Dava dosyasındaki bilgi ve belgelerle, bilirkişi raporlarında yer alan açıklamalardan; uyuşmazlığa konu olan işyerinde, likit oksijen, azot (nitrojen), asetilen ve argon gazlarının üretim, dolum ve dağıtım işlerinin yapıldığı; çevre il ve ilçelerdeki bazı hastane ve sınai tesislerin ihtiyaçlarını karşıladığı; oksijen gazının hastanelerde ameliyat öncesi ve sonrası kullanılan ve insan sağlığını yakından ilgilendiren medikal amaçlı bir gaz olduğu- azot gazının da bazı türevlerinin anestezi, bazılarının ise medikal tanı amacıyla kullanıldıkları, oksijen gazı kadar olmasa da, medikal amaçlı bir gaz olduğu anlaşılmaktadır.
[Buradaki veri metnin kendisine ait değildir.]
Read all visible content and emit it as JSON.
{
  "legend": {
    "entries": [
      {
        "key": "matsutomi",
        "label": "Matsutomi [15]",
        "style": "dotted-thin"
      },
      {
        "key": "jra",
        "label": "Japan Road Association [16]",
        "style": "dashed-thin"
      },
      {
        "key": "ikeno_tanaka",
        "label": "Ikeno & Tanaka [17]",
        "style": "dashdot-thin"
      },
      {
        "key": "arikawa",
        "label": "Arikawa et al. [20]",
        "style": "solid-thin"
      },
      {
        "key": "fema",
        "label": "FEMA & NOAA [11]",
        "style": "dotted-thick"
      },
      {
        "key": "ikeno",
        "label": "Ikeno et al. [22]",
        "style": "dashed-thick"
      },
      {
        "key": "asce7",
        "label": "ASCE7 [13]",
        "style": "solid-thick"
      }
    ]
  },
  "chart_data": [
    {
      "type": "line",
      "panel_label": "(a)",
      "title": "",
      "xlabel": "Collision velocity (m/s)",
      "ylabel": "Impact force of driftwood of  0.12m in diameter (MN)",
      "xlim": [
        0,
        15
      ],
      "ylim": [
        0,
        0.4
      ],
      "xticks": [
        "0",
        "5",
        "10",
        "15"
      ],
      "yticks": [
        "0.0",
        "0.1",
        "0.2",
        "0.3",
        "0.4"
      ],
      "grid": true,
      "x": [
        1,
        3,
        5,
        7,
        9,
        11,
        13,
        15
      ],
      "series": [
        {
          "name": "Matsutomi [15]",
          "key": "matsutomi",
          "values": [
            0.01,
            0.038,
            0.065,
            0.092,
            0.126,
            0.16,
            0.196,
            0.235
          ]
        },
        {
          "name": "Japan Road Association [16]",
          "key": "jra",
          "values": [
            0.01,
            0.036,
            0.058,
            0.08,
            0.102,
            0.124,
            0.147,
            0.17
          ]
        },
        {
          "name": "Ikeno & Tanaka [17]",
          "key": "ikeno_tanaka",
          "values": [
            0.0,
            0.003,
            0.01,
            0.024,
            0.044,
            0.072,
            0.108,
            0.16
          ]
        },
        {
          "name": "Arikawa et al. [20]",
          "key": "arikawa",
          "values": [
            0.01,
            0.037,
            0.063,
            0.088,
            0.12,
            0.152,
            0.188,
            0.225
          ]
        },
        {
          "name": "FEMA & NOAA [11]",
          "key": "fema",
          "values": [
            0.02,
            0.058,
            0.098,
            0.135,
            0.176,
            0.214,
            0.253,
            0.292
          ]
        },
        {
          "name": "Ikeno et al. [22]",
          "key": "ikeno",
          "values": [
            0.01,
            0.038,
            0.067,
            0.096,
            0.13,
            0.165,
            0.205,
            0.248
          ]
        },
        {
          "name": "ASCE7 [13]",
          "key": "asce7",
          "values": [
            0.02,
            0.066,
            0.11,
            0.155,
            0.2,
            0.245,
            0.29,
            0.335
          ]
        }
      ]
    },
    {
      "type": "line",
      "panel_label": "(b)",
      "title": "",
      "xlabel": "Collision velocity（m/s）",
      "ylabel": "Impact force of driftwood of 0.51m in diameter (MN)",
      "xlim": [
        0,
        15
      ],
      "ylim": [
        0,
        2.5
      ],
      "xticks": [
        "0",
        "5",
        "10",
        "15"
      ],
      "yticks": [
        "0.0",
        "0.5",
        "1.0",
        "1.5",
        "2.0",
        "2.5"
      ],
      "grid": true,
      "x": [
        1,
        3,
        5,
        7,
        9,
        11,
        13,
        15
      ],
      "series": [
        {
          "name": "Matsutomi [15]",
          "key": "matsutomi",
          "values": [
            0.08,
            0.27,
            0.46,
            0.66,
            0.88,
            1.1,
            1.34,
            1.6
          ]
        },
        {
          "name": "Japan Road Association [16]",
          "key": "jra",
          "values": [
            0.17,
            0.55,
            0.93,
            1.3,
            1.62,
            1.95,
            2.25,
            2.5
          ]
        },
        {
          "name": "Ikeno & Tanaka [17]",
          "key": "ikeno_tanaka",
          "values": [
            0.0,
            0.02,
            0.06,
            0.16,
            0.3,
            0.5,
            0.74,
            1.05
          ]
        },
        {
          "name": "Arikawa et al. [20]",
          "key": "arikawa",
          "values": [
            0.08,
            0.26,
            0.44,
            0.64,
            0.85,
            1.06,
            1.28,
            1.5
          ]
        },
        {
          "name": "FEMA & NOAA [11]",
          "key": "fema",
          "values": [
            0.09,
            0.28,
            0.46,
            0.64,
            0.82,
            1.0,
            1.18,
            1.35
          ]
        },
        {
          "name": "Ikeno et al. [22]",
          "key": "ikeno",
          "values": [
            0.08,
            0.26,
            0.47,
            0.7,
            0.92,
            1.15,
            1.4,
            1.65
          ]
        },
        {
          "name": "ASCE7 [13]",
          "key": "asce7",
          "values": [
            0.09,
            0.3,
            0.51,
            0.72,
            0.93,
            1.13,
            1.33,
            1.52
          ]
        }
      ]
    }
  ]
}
İşyerinde yapılan bu işler, 2822 sayılı Yasa'nın 29/1'nci maddesinde yazılı "can ve mal kurtarma işleri" ile ilgili değildir. Söz konusu hüküm, doğrudan doğruya can ve mal kurtarma işlerini amaçlamaktadır. Özellikle, yangın söndürme, denizde can ve mal kurtarma faaliyetleri bu yasağın kapsamına giren işlerdendir.
Bu işyeri, anılan Yasa'nın 30/1'nci maddesi ile grev yasağı kapsamına alınmış bulunan, aşı ve serum imal eden müesseselerden olmadığı gibi, hastane, klinik, sanatoryum, prevantoryum, dispanser ve eczane gibi sağlıkla ilgili bir işyeri olarak da düşünülemez. Yasa koyucu, insan sağlığı ve hayatı için çok önemli ilaçları imal eden işyerini bile grev yasağı, dışında bırakmışken, ürettiği tıbbi ve sınai gazların sadece bir bölümü (oksijen gazı ve bazı azot gazı türevleri) sağlık işlerinde kullanılan bu işyerinin grev yasağına girdiğini kabul etmek isabetli değildir. Yukarıda da değinildiği üzere, burada bir kanun boşluğu olduğu da kabul edilemez. Bir an için, özellikle ameliyetlarda kullanılan oksijen gazı üretiminin, ülke düzeyinde yaygın grevlerle tamamen durduğu farzedilse bile, bu gibi durumlarda, grevin ertelenmesine olanak veren Yasa'nın 33'üncü maddesi hükmü işletilmek suretiyle önlem alınması mümkündür. Kaldı ki, bu gibi kaygılar, insan hayatı için son derecede önemli ilaçları üreten işyerleri bakımından da geçerlidir. Ama, buna rağmen Yasa koyucu ilaç üreten işyerlerini grev yasağı kapamına almamıştır.
İşte bütün bu nedenlerle davanın reddine karar verilmesi gerekirken, kabul edilmiş olası isabetli görülemez. Yerel mahkeme, kararını onayan çoğunluğun görüşüne bu nedenle katılamıyorum.